With the exceptional pieces, which have already been hinted at, this exhibition cuts a fissure across the dominant framework of the abstract language entrenched in most of his canvases.
The sets of works, entitled Illuminating Love and Blood in the Forest, non-formulaic as the others, contrast the polite, sanitized expression of the rest of the oeuvre (embodied by the visual synthesis the artist enables by resorting to nature and Western abstract languages) with the sense of the neural. Devised to zero in on life's intimate experiences, the second series – two works in all – which the artist articulates via a new-found expressionistic zeal, and even arrives at through a slightly orgiastic maneuvering, are works that use splashes and haphazard brush strokes leaving behind an accoutrement of signs and symptoms brought forth with passion.

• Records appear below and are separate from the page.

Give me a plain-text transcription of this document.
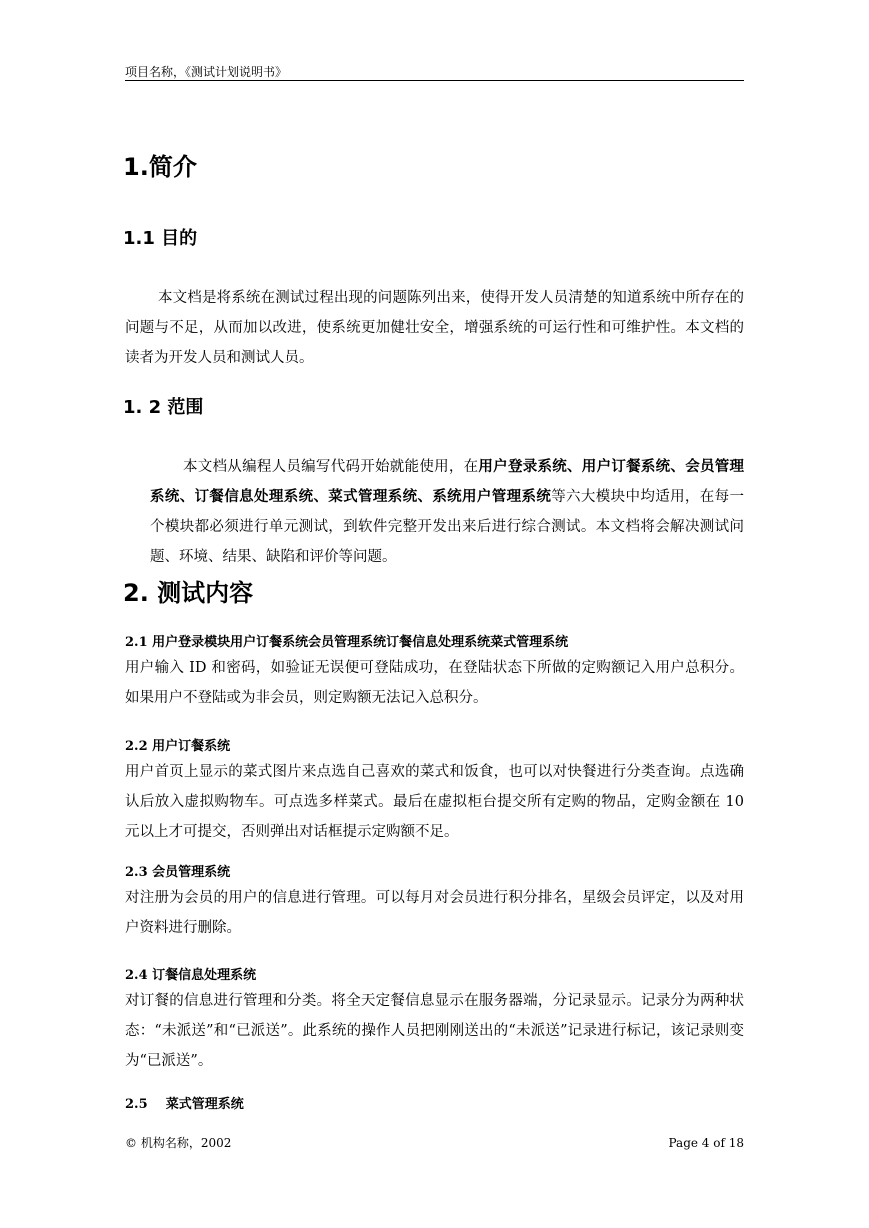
项目名称，《测试计划说明书》
1.简介
1.1 目的

本文档是将系统在测试过程出现的问题陈列出来，使得开发人员清楚的知道系统中所存在的问题与不足，从而加以改进，使系统更加健壮安全，增强系统的可运行性和可维护性。本文档的读者为开发人员和测试人员。

1. 2 范围

本文档从编程人员编写代码开始就能使用，在用户登录系统、用户订餐系统、会员管理系统、订餐信息处理系统、菜式管理系统、系统用户管理系统等六大模块中均适用，在每一个模块都必须进行单元测试，到软件完整开发出来后进行综合测试。本文档将会解决测试问题、环境、结果、缺陷和评价等问题。

2. 测试内容
2.1 用户登录模块用户订餐系统会员管理系统订餐信息处理系统菜式管理系统

用户输入 ID 和密码，如验证无误便可登陆成功，在登陆状态下所做的定购额记入用户总积分。如果用户不登陆或为非会员，则定购额无法记入总积分。

2.2 用户订餐系统

用户首页上显示的菜式图片来点选自己喜欢的菜式和饭食，也可以对快餐进行分类查询。点选确认后放入虚拟购物车。可点选多样菜式。最后在虚拟柜台提交所有定购的物品，定购金额在 10 元以上才可提交，否则弹出对话框提示定购额不足。

2.3 会员管理系统

对注册为会员的用户的信息进行管理。可以每月对会员进行积分排名，星级会员评定，以及对用户资料进行删除。

2.4 订餐信息处理系统

对订餐的信息进行管理和分类。将全天定餐信息显示在服务器端，分记录显示。记录分为两种状态：“未派送”和“已派送”。此系统的操作人员把刚刚送出的“未派送”记录进行标记，该记录则变为“已派送”。

2.5    菜式管理系统
© 机构名称，2002	Page 4 of 18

About his intimation of the bodily experience in these two works, Hasan says that they 'violate the nature of the show.' Though by inserting into the exhibition an additional visceral element, Hasan deviates from his main mooring, he does not let the image sink into what we know as 'bathos'. Alluding to the process of mating and birthing, which involves blood-letting, he breaches his contract with his monochromatic, monolithic imagery. Therefore, in two of these medium-sized works, exceptional as they are in appearance, a vertically rendered red smudge in mid-space testifying to the rupture of the hymen helps in reorienting our visual-cognitive focus.
In the final analysis, Syed Hasan's (re)construction of the abstract idiom does not entirely rest on his main theme of painting as a meditation on the concept of beauty and serenity which seeks to attain a sense of 'beyondness' transcending the urban chaos/reality and even psychosis and semiosphere that are attendant on it. Consequently, most of the time, his exertions are likely to result in relatively untrammeled imagery. In opposition to such a mature language there lies, in his cache, new ammunition. The works that drift towards the empathetically felt nature, though cerebral in their constitution, may also serve as a way to reconfigure his current abstract language.
Over the last 40 years or so, Hasan has been cultivating a sensorial set of cognates through a strategy that has travelled in a number of complementary directions. If the main oeuvre is about restraint and reserve, the exceptional ones are a provocation.
If one is to see this show in light of his changing trajectory, one must revisit an art camp at the Bengal Centre in 2010, which occasioned a new technique. Hasan instinctively turned to action painting, launching, for the first time in his life, a process of image making by way of throwing colours onto the canvas. If this was a new start for this fifty-plus artist, it is through the unpredictable evoking of the 'primordial event', the original sin which forever binds Adam and Eve in what we have come to know as 'love' while also rolling out a sequence of events – the first being their expulsion from the heavenly sphere into the vortex of the earthly delights. Perhaps by putting corporeality at the very center of his discourse, and by being 'orgasmic' in his expression, Hasan will have the opportunity to forge a language that goes against the very grain of the polite society which is eternally celebrating the temperate.
The exhibition entitled ‘Abstract Serenity ‘ran between October 24 and November 15, 2014, at Bengal Gallery of Fine Arts.